Les potentiels inexploités de l’e-mail marketing
Selon une enquête réalisée par Dolist, l’e-mail marketing présente des manques à gagner importants dans la collecte de données, la fidélisation client, la mesure des performances et la mobilité.
Origine des fichiers de contacts e-mail
Le système D domine pour la colllecte d'adresses e-mail
En ce début d’année, le prestataire de services Dolist a interrogé 400 annonceurs français en partenariat avec l’Aden pour mieux connaître leurs pratiques en matière d’e-mail marketing. Il ressort que ces entreprises recourent moins à la location de fichiers – 19 % contre 30 % en 2010 –, mais ont encore des pratiques à risques telles que l'échange de fichiers (pour 30 % environ) ou encore l'achat d'adresses e-mails (pour plus de 17 %).

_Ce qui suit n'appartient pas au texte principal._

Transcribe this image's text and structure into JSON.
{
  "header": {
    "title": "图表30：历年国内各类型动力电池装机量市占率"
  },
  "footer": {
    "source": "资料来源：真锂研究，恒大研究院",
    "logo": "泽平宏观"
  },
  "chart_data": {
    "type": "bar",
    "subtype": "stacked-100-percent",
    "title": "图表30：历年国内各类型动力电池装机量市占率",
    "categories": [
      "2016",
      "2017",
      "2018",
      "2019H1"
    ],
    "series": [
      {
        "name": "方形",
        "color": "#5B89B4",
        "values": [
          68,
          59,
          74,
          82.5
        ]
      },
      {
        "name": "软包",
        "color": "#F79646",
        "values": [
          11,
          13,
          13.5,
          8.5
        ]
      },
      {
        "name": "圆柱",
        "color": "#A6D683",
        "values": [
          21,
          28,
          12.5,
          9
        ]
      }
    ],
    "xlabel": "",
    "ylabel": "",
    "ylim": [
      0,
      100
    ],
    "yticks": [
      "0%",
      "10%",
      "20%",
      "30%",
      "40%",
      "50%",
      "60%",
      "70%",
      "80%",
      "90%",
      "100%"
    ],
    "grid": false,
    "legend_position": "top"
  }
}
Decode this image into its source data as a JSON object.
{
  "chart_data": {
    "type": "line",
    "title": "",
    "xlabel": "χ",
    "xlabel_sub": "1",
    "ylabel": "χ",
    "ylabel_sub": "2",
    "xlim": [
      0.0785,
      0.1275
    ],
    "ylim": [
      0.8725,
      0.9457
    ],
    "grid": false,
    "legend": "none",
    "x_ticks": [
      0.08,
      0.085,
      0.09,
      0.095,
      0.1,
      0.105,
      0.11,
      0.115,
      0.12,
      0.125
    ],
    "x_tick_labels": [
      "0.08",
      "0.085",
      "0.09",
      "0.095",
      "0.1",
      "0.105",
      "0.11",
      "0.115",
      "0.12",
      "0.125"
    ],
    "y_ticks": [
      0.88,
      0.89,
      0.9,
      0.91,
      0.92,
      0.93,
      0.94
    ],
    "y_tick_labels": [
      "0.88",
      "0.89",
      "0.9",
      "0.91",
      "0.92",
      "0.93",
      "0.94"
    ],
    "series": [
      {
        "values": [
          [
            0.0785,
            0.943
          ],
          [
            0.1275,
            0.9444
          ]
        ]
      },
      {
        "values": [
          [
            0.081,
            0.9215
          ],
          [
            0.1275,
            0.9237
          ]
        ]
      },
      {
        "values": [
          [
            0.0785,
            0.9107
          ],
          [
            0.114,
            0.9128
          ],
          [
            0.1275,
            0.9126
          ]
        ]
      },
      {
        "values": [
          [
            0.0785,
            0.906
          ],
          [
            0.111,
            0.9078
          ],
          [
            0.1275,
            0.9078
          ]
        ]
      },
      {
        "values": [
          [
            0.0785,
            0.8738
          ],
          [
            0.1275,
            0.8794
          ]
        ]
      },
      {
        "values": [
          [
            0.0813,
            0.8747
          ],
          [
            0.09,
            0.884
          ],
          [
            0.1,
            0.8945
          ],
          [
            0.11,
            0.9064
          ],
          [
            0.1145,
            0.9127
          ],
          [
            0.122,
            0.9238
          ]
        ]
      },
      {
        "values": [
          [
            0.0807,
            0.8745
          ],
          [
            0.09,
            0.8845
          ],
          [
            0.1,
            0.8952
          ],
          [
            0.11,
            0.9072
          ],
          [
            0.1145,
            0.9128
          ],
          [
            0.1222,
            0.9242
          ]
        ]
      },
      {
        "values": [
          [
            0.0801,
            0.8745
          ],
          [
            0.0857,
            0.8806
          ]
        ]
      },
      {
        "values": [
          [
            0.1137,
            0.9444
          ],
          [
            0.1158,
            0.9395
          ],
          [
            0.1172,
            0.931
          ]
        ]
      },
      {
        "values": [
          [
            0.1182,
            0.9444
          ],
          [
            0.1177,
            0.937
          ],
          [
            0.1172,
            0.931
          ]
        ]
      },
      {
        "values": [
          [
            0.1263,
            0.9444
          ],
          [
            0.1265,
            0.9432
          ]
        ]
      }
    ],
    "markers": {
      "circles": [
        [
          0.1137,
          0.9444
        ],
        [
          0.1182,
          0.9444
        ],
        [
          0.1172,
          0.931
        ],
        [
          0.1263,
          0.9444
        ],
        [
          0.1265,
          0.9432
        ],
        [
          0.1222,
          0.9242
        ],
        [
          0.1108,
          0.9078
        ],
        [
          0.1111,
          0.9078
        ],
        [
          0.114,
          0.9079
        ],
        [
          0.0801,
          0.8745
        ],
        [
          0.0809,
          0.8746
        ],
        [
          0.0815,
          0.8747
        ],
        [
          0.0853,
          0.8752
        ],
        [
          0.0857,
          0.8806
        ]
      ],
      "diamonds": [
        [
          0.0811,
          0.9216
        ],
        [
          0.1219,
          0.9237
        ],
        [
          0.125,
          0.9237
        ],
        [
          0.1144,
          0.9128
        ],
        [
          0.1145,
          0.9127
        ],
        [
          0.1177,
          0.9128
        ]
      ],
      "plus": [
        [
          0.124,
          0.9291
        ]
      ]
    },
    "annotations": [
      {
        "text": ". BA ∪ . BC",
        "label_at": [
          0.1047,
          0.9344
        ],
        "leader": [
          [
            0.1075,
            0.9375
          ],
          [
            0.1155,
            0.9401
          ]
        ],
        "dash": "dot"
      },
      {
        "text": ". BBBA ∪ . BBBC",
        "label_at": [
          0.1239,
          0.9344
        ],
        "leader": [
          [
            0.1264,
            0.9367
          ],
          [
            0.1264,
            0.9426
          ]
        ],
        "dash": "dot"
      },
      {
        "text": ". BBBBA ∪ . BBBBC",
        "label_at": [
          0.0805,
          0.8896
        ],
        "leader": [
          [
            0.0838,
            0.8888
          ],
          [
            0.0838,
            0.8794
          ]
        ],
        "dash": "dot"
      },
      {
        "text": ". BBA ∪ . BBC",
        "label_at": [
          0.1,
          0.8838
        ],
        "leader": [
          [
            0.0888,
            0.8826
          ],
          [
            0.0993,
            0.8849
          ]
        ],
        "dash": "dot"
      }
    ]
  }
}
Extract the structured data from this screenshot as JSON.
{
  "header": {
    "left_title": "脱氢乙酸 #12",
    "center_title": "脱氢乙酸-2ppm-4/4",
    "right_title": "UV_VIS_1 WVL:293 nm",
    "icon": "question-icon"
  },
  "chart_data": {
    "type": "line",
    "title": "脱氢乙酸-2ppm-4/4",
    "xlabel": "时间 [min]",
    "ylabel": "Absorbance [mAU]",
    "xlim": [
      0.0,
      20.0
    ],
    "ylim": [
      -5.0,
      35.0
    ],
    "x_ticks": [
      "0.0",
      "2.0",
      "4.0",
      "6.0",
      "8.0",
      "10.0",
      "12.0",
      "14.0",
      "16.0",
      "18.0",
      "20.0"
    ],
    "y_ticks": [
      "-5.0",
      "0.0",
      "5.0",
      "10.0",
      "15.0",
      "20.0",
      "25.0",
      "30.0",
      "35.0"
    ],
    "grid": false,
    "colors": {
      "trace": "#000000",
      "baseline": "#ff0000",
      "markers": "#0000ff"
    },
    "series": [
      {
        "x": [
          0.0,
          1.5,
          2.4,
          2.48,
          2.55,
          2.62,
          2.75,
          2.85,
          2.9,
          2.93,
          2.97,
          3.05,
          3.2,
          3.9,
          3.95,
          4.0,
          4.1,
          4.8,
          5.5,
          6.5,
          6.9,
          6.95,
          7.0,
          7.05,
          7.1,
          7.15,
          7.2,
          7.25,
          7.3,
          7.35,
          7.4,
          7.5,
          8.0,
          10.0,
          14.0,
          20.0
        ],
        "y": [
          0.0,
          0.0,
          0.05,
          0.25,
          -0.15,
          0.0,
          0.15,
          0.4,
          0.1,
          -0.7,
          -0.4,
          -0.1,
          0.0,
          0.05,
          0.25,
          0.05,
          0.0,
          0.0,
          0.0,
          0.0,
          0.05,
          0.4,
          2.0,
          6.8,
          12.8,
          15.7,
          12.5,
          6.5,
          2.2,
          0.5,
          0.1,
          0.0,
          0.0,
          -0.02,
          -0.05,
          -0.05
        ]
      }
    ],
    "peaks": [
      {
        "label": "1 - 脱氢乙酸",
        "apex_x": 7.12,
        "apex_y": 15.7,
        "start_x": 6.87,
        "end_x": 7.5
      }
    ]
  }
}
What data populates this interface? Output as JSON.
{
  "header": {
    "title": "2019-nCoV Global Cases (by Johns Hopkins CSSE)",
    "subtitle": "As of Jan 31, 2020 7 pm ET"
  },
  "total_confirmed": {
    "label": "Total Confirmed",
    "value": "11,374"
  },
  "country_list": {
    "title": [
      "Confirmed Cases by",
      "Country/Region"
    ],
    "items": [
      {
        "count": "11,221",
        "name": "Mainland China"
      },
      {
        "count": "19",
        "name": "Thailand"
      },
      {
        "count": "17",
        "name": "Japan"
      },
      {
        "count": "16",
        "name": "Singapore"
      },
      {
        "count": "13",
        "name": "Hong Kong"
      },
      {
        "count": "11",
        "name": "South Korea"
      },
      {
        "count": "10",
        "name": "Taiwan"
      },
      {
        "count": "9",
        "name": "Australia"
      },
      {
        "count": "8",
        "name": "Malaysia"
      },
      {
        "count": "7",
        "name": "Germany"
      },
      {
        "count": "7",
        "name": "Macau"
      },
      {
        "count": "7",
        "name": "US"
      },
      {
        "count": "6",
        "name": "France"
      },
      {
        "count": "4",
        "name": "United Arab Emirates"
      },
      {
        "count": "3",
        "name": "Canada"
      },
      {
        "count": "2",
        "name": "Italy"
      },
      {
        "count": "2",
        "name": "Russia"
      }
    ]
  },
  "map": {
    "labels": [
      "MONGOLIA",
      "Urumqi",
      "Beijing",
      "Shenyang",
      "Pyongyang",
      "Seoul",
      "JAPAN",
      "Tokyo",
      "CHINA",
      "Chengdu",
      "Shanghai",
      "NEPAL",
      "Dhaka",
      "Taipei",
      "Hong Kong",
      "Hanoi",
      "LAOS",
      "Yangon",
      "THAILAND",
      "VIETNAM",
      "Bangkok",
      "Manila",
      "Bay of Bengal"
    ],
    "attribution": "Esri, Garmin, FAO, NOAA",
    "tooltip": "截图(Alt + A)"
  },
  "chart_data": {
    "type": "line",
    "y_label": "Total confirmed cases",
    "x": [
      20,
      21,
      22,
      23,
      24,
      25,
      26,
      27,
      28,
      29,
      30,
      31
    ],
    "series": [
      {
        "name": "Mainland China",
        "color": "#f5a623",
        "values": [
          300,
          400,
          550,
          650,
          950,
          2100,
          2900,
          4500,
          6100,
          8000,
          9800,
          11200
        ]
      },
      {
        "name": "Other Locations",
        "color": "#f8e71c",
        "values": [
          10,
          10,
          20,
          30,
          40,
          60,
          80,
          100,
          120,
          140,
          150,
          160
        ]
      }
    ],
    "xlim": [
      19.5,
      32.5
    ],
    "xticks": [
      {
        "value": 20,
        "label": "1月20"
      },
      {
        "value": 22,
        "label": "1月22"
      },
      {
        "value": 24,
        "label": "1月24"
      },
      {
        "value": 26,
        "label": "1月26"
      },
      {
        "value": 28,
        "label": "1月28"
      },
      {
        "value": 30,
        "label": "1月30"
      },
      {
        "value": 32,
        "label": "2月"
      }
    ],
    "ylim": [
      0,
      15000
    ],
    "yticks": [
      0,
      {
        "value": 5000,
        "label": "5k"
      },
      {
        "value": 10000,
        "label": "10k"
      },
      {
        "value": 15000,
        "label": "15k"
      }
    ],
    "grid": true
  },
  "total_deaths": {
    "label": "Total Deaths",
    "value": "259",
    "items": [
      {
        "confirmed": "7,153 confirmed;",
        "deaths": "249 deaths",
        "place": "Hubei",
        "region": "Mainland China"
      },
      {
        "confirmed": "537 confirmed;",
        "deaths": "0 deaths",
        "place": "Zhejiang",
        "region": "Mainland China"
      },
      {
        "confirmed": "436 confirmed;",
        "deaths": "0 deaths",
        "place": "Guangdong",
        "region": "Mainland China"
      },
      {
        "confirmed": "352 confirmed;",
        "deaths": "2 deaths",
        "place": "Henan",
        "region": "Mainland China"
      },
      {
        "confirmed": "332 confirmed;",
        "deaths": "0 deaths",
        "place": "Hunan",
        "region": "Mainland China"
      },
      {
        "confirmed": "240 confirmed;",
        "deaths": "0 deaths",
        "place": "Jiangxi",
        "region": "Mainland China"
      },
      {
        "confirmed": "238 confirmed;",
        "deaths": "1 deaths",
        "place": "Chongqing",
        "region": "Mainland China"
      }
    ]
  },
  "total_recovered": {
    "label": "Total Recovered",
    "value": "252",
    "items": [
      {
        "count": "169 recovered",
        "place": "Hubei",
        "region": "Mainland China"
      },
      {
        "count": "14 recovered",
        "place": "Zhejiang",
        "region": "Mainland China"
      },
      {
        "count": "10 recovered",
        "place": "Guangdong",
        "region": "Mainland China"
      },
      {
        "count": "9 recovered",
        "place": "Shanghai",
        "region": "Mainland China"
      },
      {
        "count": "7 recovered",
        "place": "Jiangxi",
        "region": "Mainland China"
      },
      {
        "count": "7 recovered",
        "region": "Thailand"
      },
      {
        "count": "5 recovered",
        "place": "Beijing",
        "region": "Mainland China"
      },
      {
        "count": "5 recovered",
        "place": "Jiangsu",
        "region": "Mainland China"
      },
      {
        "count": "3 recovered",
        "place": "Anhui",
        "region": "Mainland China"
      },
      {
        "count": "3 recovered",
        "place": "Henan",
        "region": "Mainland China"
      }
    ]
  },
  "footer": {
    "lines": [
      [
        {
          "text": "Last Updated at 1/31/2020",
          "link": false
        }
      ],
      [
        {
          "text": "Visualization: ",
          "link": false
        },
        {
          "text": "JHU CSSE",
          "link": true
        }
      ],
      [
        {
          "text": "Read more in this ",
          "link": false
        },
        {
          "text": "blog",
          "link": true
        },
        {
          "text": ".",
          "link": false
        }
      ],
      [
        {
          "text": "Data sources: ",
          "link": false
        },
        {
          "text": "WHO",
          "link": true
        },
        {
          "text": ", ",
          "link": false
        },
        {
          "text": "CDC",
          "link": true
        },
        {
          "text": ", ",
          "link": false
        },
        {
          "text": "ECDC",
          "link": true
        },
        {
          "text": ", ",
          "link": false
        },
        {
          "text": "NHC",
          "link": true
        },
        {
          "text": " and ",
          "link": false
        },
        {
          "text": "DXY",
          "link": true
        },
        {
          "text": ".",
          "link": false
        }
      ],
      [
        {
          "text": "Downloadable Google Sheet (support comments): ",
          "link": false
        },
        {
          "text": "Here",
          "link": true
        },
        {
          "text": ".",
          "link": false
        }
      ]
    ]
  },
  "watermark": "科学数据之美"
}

Deux tiers des professionnels réalisent des campagnes à but informatif et 24 % mettent en place des enquêtes et des sondages. La pression portée sur les internautes semble globalement en baisse, puisqu’ils sont 11 % à avoir sollicité leurs abonnés plus de huit fois par mois, contre 14 % en 2009.
Si 80 % des annonceurs mesurent le taux d'ouverture, indicateur pourtant peu représentatif de la performance des campagnes, seuls 63 % suivent le taux de désabonnement et 29 % prennent en compte le nombre de plaintes.
Si 80 % des annonceurs mesurent le taux d'ouverture, indicateur pourtant peu représentatif de la performance des campagnes, seuls 63 % suivent le taux de désabonnement et 29 % prennent en compte le nombre de plaintes.
Prise de position sur les réseaux sociaux
La majorité des enquêtés qualifient désormais leurs contacts et un tiers optimise le processus d'inscription à leur programme e-mailing (contre 21 % auparavant). Mais seuls 20 % font des tentatives de réactivation. Près de la moitié des professionnels ciblent leurs envois selon une certaine typologie de contacts en 2010.
Malgré le buzz, 39 % des annonceurs interrogés refusent de coupler e-mailing et réseaux sociaux, une position bien plus tranchée qu'en 2009, où seulement 19 % avaient répondu par la négative. Les premières expériences menées semblent avoir modéré les élans des professionnels. Plus étrange, l'optimisation des e-mails pour la consultation mobile ne mobilise qu’un bon tiers des annonceurs.
Enfin, pour l'année 2011, la moitié des entreprises interrogées révise à la hausse leur budget dédié à l'e-mailing et ils sont 45 % à percevoir un retour sur investissement de plus en plus satisfaisant sur ce canal. Des résultats globalement positifs, selon Dolist, compte tenu du contexte 2010 difficile pour le marché de l'e-mailing (pression médiatique négative, durcissement des politiques de filtrage des FAI, etc.).